This is complicated and I have to break it into 3 parts.

Fact#1) In the figure, $BOU$ is a straight line and is composed of angles at $O$ with $\alpha + \beta + \phi + \theta = 180^0$. It is given that $\angle IOA = \beta + \phi = 90^0$. If $\alpha = \beta$, then $\phi = \theta$. This is obvious and therefore the proof is skipped.
EDIT: Here is a simple proof: $\theta = 180^0 – (\phi + \beta) - \alpha = 180^0 – 90^0 - \alpha = 90^0 - \alpha = 90^0 - \beta = \phi$

Fact#2) Circles $OHZ$ and $OVU$ touch each other internally at $O$. $XO$ and $XZ$ are tangent pairs to the circle $OHZ$. $XZ$ cuts the circle $OUV$ at $U$ and $V$. Then, $OZ$ bisects $\angle VOU$ (i.e. $\alpha = \beta$.
$\lambda + \alpha = \mu$ [tangent properties]
$= \beta + \angle V$ [ext. angle of triangle]
$= \beta + \lambda$ [angles in alternate segment]
∴ $\alpha = \beta$
Initial construction: 1) Through $O$, draw $XOX’$ parallel to $AB$; where $X’$ is on $BC$.
2) Through $O$, draw $YOY’$ perpendicular to $XOX’$; where $Y$ is on $AB$.
3) Extend $OI$ to cut $AC$ at $Z$.
4) Construct the perpendicular bisector of $OZ$ so that it cuts $X’OX$ at $X$ and $YOY’$ at $K$.
5) Using $K$ as center & $KO$ as radius, draw the circle $OHZH’$ (in red); $H$ & $H’$ are arbitrary points (but on the opposite sides of $OZ$ of the circle.
Through the above, we have successfully created $XO$ and $XZ$ as a pair of tangents to the circle $OHZH’$.

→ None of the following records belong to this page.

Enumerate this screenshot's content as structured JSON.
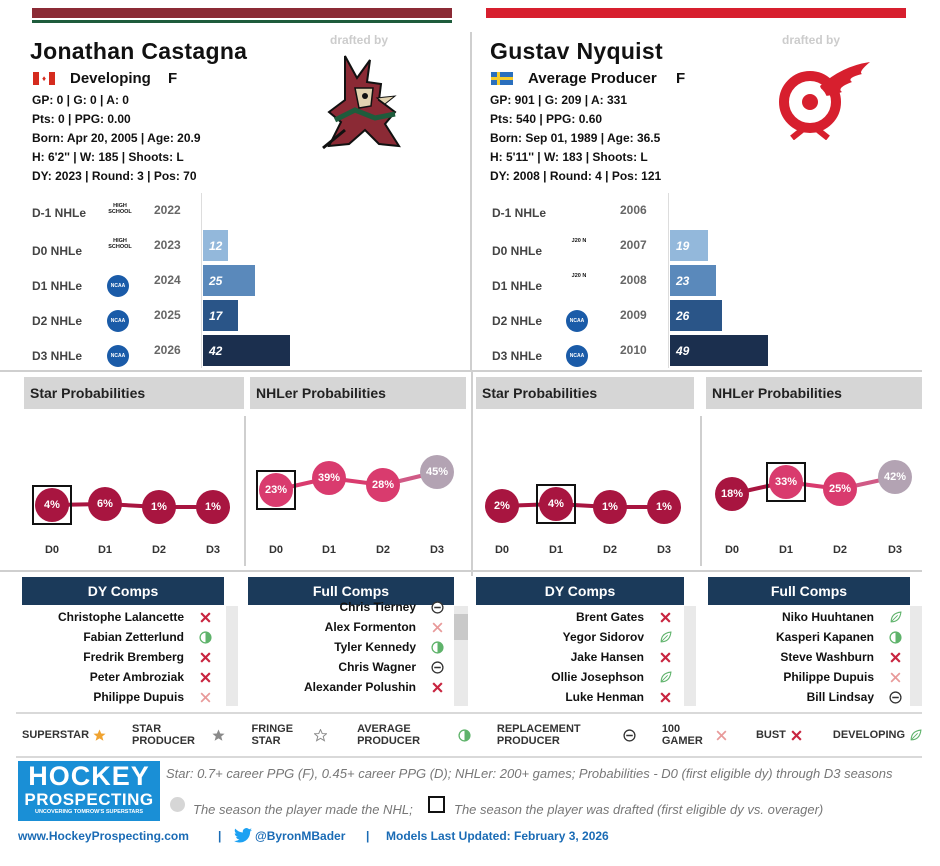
{
  "colors": {
    "coyotes_top": "#8b2a35",
    "coyotes_stripe": "#1e5c3c",
    "wings_top": "#d71f2e",
    "bar_light": "#93b8db",
    "bar_mid": "#5a89bb",
    "bar_dark": "#2a5588",
    "bar_darkest": "#1b2f4e",
    "prob_dark": "#a81540",
    "prob_mid": "#d93b6e",
    "prob_grey": "#b3a3b3",
    "comp_head": "#1b3a5a"
  },
  "players": [
    {
      "name": "Jonathan Castagna",
      "flag": "canada-flag-icon",
      "status": "Developing",
      "position": "F",
      "drafted_by": "drafted by",
      "team_logo": "coyotes-logo",
      "stats": [
        "GP: 0 | G: 0 | A: 0",
        "Pts: 0 | PPG: 0.00",
        "Born: Apr 20, 2005 | Age: 20.9",
        "H: 6'2'' | W: 185 | Shoots: L",
        "DY: 2023 | Round: 3 | Pos: 70"
      ],
      "seasons": [
        {
          "label": "D-1 NHLe",
          "league": "HIGH SCHOOL",
          "year": "2022",
          "value": null
        },
        {
          "label": "D0 NHLe",
          "league": "HIGH SCHOOL",
          "year": "2023",
          "value": 12
        },
        {
          "label": "D1 NHLe",
          "league": "NCAA",
          "year": "2024",
          "value": 25
        },
        {
          "label": "D2 NHLe",
          "league": "NCAA",
          "year": "2025",
          "value": 17
        },
        {
          "label": "D3 NHLe",
          "league": "NCAA",
          "year": "2026",
          "value": 42
        }
      ],
      "star_title": "Star Probabilities",
      "nhler_title": "NHLer Probabilities",
      "star_probs": [
        "4%",
        "6%",
        "1%",
        "1%"
      ],
      "nhler_probs": [
        "23%",
        "39%",
        "28%",
        "45%"
      ],
      "x_labels": [
        "D0",
        "D1",
        "D2",
        "D3"
      ],
      "dy_title": "DY Comps",
      "full_title": "Full Comps",
      "dy_comps": [
        {
          "name": "Christophe Lalancette",
          "icon": "bust-icon"
        },
        {
          "name": "Fabian Zetterlund",
          "icon": "average-producer-icon"
        },
        {
          "name": "Fredrik Bremberg",
          "icon": "bust-icon"
        },
        {
          "name": "Peter Ambroziak",
          "icon": "bust-icon"
        },
        {
          "name": "Philippe Dupuis",
          "icon": "100-gamer-icon"
        }
      ],
      "full_comps": [
        {
          "name": "Chris Tierney",
          "icon": "replacement-producer-icon"
        },
        {
          "name": "Alex Formenton",
          "icon": "100-gamer-icon"
        },
        {
          "name": "Tyler Kennedy",
          "icon": "average-producer-icon"
        },
        {
          "name": "Chris Wagner",
          "icon": "replacement-producer-icon"
        },
        {
          "name": "Alexander Polushin",
          "icon": "bust-icon"
        }
      ]
    },
    {
      "name": "Gustav Nyquist",
      "flag": "sweden-flag-icon",
      "status": "Average Producer",
      "position": "F",
      "drafted_by": "drafted by",
      "team_logo": "red-wings-logo",
      "stats": [
        "GP: 901 | G: 209 | A: 331",
        "Pts: 540 | PPG: 0.60",
        "Born: Sep 01, 1989 | Age: 36.5",
        "H: 5'11'' | W: 183 | Shoots: L",
        "DY: 2008 | Round: 4 | Pos: 121"
      ],
      "seasons": [
        {
          "label": "D-1 NHLe",
          "league": "",
          "year": "2006",
          "value": null
        },
        {
          "label": "D0 NHLe",
          "league": "J20 N",
          "year": "2007",
          "value": 19
        },
        {
          "label": "D1 NHLe",
          "league": "J20 N",
          "year": "2008",
          "value": 23
        },
        {
          "label": "D2 NHLe",
          "league": "NCAA",
          "year": "2009",
          "value": 26
        },
        {
          "label": "D3 NHLe",
          "league": "NCAA",
          "year": "2010",
          "value": 49
        }
      ],
      "star_title": "Star Probabilities",
      "nhler_title": "NHLer Probabilities",
      "star_probs": [
        "2%",
        "4%",
        "1%",
        "1%"
      ],
      "nhler_probs": [
        "18%",
        "33%",
        "25%",
        "42%"
      ],
      "x_labels": [
        "D0",
        "D1",
        "D2",
        "D3"
      ],
      "dy_title": "DY Comps",
      "full_title": "Full Comps",
      "dy_comps": [
        {
          "name": "Brent Gates",
          "icon": "bust-icon"
        },
        {
          "name": "Yegor Sidorov",
          "icon": "developing-icon"
        },
        {
          "name": "Jake Hansen",
          "icon": "bust-icon"
        },
        {
          "name": "Ollie Josephson",
          "icon": "developing-icon"
        },
        {
          "name": "Luke Henman",
          "icon": "bust-icon"
        }
      ],
      "full_comps": [
        {
          "name": "Niko Huuhtanen",
          "icon": "developing-icon"
        },
        {
          "name": "Kasperi Kapanen",
          "icon": "average-producer-icon"
        },
        {
          "name": "Steve Washburn",
          "icon": "bust-icon"
        },
        {
          "name": "Philippe Dupuis",
          "icon": "100-gamer-icon"
        },
        {
          "name": "Bill Lindsay",
          "icon": "replacement-producer-icon"
        }
      ]
    }
  ],
  "legend": [
    {
      "label": "SUPERSTAR",
      "icon": "superstar-icon"
    },
    {
      "label": "STAR PRODUCER",
      "icon": "star-producer-icon"
    },
    {
      "label": "FRINGE STAR",
      "icon": "fringe-star-icon"
    },
    {
      "label": "AVERAGE PRODUCER",
      "icon": "average-producer-icon"
    },
    {
      "label": "REPLACEMENT PRODUCER",
      "icon": "replacement-producer-icon"
    },
    {
      "label": "100 GAMER",
      "icon": "100-gamer-icon"
    },
    {
      "label": "BUST",
      "icon": "bust-icon"
    },
    {
      "label": "DEVELOPING",
      "icon": "developing-icon"
    }
  ],
  "brand": {
    "line1": "HOCKEY",
    "line2": "PROSPECTING",
    "tagline": "UNCOVERING TOMROW'S SUPERSTARS"
  },
  "notes": {
    "definition": "Star: 0.7+ career PPG (F), 0.45+ career PPG (D); NHLer: 200+ games; Probabilities - D0 (first eligible dy) through D3 seasons",
    "circle_note": "The season the player made the NHL;",
    "box_note": "The season the player was drafted (first eligible dy vs. overager)"
  },
  "footer": {
    "site": "www.HockeyProspecting.com",
    "sep1": "|",
    "twitter": "@ByronMBader",
    "sep2": "|",
    "updated": "Models Last Updated: February 3, 2026"
  }
}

Additional construction: 6) Extend $BO$ to cut $XZ$ at $U$ and extend $XUZ$ to cut $OC$ at $V$.
7) Let the perpendicular bisector of $UV$ cut $YY’$ at $J$.
8) Using $J$ as center & $KO$ as radius, draw the circum-circle $OUV$ (in blue).
Based on the above construction, $OZ$ bisects $\angle UOV$ (i.e. $\alpha = \beta$.) [See fact #2.]
Therefore, $\theta = \phi$. [See fact #1.]